By contrast, Mr. Powell has shown that he is open to some scaling back some of the post-crisis banking regulations, perhaps qualifying for Mr. Trump’s appointment on this criterion. In addition, Mr. Powell has shown broad support for the Fed’s current monetary policy, which is essentially a cautious, go-slow policy in which interest rate hikes are implemented as slowly as possible.

Meanwhile, Mr. Warsh is a Harvard-trained lawyer and former Morgan Stanley banker who has expressed strong support for banking deregulation and could become Mr. Trump’s pick just for that reason. In addition, Mr. Warsh has a personal Trump connection since Mr. Trump’s good friend, Ronald Lauder, is Mr. Warsh’s father-in-law.

However, Mr. Warsh is thought to be substantially more hawkish than the current Fed. In that regard, Mr. Warsh may be passed over if Mr. Trump puts a high premium on keeping interest rates low to support the stock market and the economy. Mr. Warsh a year ago said that the Fed missed a long window to tighten rates in 2013-15 and that the Fed seems to care too much about the impact of monetary policy on stock and asset prices. When he was a Fed governor, Mr. Warsh opposed QE2. When he stepped down from the Fed in 2011, CNBC commentator Larry Kudlow referred to Mr. Warsh as a “hard money hawk.”

Mr. Trump might prefer Mr. Warsh as an agitator who could shake up the Fed and banking regulation. However, Mr. Trump may not view Mr.
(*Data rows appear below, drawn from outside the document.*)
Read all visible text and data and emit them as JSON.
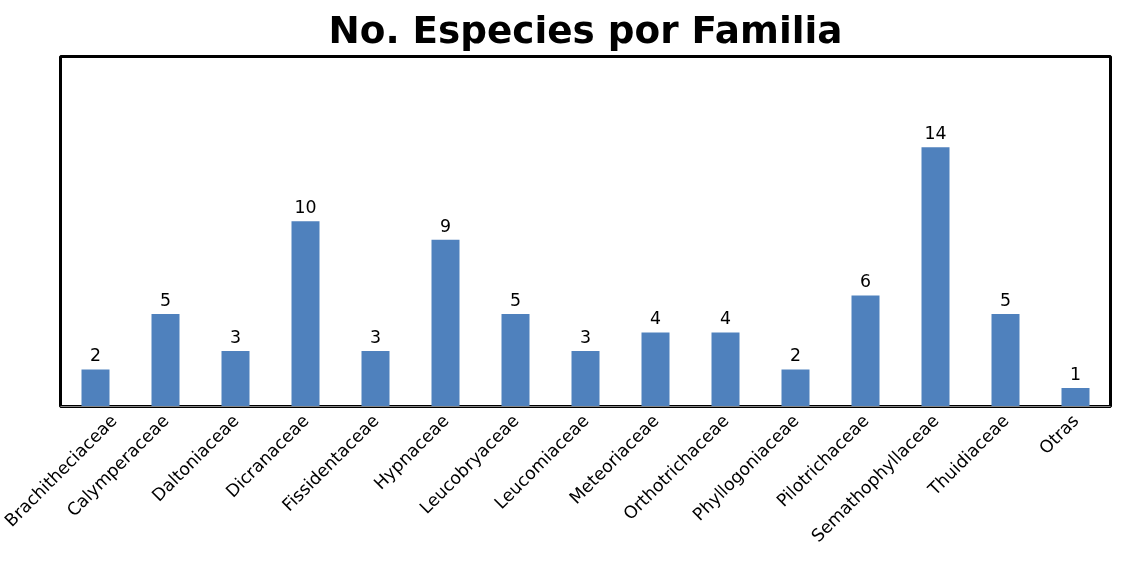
{
  "chart_data": {
    "type": "bar",
    "title": "No. Especies por Familia",
    "categories": [
      "Brachitheciaceae",
      "Calymperaceae",
      "Daltoniaceae",
      "Dicranaceae",
      "Fissidentaceae",
      "Hypnaceae",
      "Leucobryaceae",
      "Leucomiaceae",
      "Meteoriaceae",
      "Orthotrichaceae",
      "Phyllogoniaceae",
      "Pilotrichaceae",
      "Semathophyllaceae",
      "Thuidiaceae",
      "Otras"
    ],
    "values": [
      2,
      5,
      3,
      10,
      3,
      9,
      5,
      3,
      4,
      4,
      2,
      6,
      14,
      5,
      1
    ],
    "color": "#4f81bd",
    "data_labels": true,
    "grid": false
  }
}
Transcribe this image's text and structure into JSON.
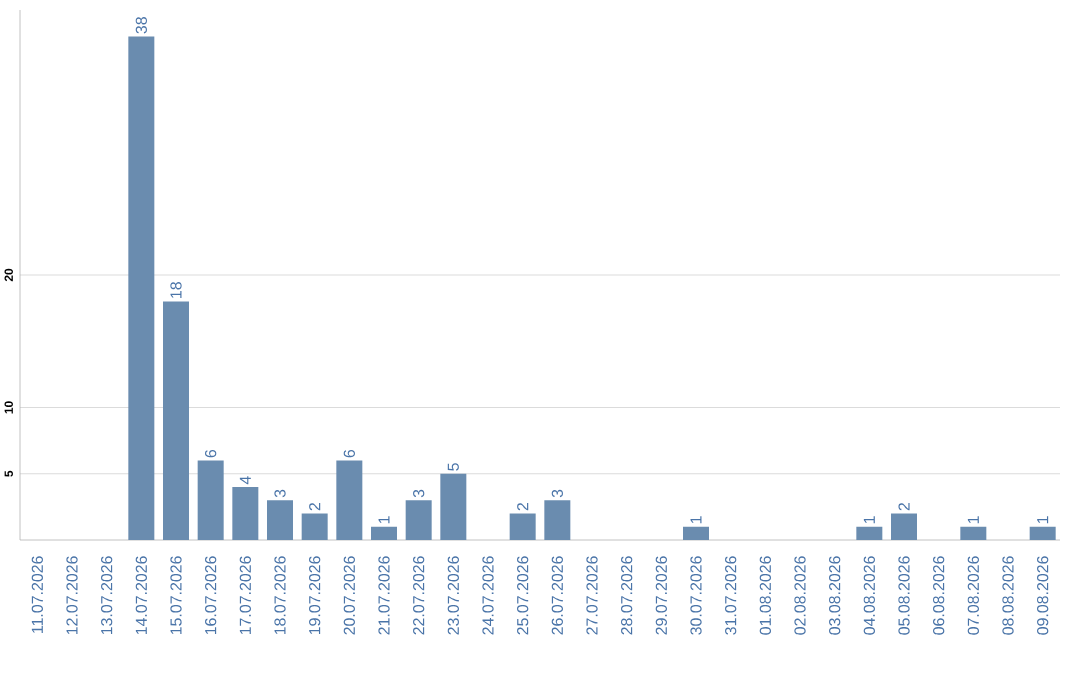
{
  "chart_data": {
    "type": "bar",
    "categories": [
      "11.07.2026",
      "12.07.2026",
      "13.07.2026",
      "14.07.2026",
      "15.07.2026",
      "16.07.2026",
      "17.07.2026",
      "18.07.2026",
      "19.07.2026",
      "20.07.2026",
      "21.07.2026",
      "22.07.2026",
      "23.07.2026",
      "24.07.2026",
      "25.07.2026",
      "26.07.2026",
      "27.07.2026",
      "28.07.2026",
      "29.07.2026",
      "30.07.2026",
      "31.07.2026",
      "01.08.2026",
      "02.08.2026",
      "03.08.2026",
      "04.08.2026",
      "05.08.2026",
      "06.08.2026",
      "07.08.2026",
      "08.08.2026",
      "09.08.2026"
    ],
    "values": [
      0,
      0,
      0,
      38,
      18,
      6,
      4,
      3,
      2,
      6,
      1,
      3,
      5,
      0,
      2,
      3,
      0,
      0,
      0,
      1,
      0,
      0,
      0,
      0,
      1,
      2,
      0,
      1,
      0,
      1
    ],
    "value_labels": [
      null,
      null,
      null,
      "38",
      "18",
      "6",
      "4",
      "3",
      "2",
      "6",
      "1",
      "3",
      "5",
      null,
      "2",
      "3",
      null,
      null,
      null,
      "1",
      null,
      null,
      null,
      null,
      "1",
      "2",
      null,
      "1",
      null,
      "1"
    ],
    "color": "#6a8caf",
    "ylim": [
      0,
      40
    ],
    "yticks": [
      5,
      10,
      20
    ],
    "grid": "y"
  }
}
Warsh as worth the risk if there is a chance that a Warsh Fed might overdo its rate hikes and cause a recession, which would erode Mr. Trump’s political support and doom his reelection chances.

In short, the safe pick for Mr. Trump would be Mr. Powell, while the agitator pick would be Mr. Warsh. There is also the possibility, however, that Mr. Trump could choose Ms. Yellen or Mr. Cohn or make an out-of-box Fed pick that isn’t high on the market’s radar at present. The markets will know soon enough because Mr. Trump said on Sep 29 that he would make an announcement within 2-3 weeks. This is the second week since Mr. Trump named that timing, suggesting an announcement will be forthcoming either this week or next week, if Mr. Trump sticks to his timing target.

Spanish risk measures ease as Catalonia seems to step back from the brink — Spanish risk measures eased on Monday after indications that Catalonia may not seek to unilaterally declare independence this week after all. The 5-year Spanish credit default swap price on Monday fell by -2.3 bp to 69.2 bp and is down by -5.8 bp from last Wed’s 4-month high of 75.0 bp. The 10-year Spanish government bond yield on Monday fell by -3 bp to 1.67% and is down by -9 bp from last Wed’s 6-3/4 month high of 1.78%. The iShares Spanish ETF on Monday closed up +0.43% at 33.01 and has now recovered by a total of +3.1% from last Wednesday’s 5-1/4 month low of 32.02.

Catalan President Puigdemont today is expected to speak before the Catalan regional parliament. The latest speculation is that he will make some sort of verbal gesture of independence but will not call on the Catalan parliament to officially declare independence from Spain. If the Catalan parliament does declare independence, however, then the Spanish government can be expected to activate a constitutional provision that allows the central government to seize political control of a region and temporarily oust the regional government. Market fears cooled a bit on Monday after large public demonstrations over the weekend against independence, and threats by large companies and banks to leave Catalonia, made clear to the separatists that there are big risks in unilaterally declaring independence.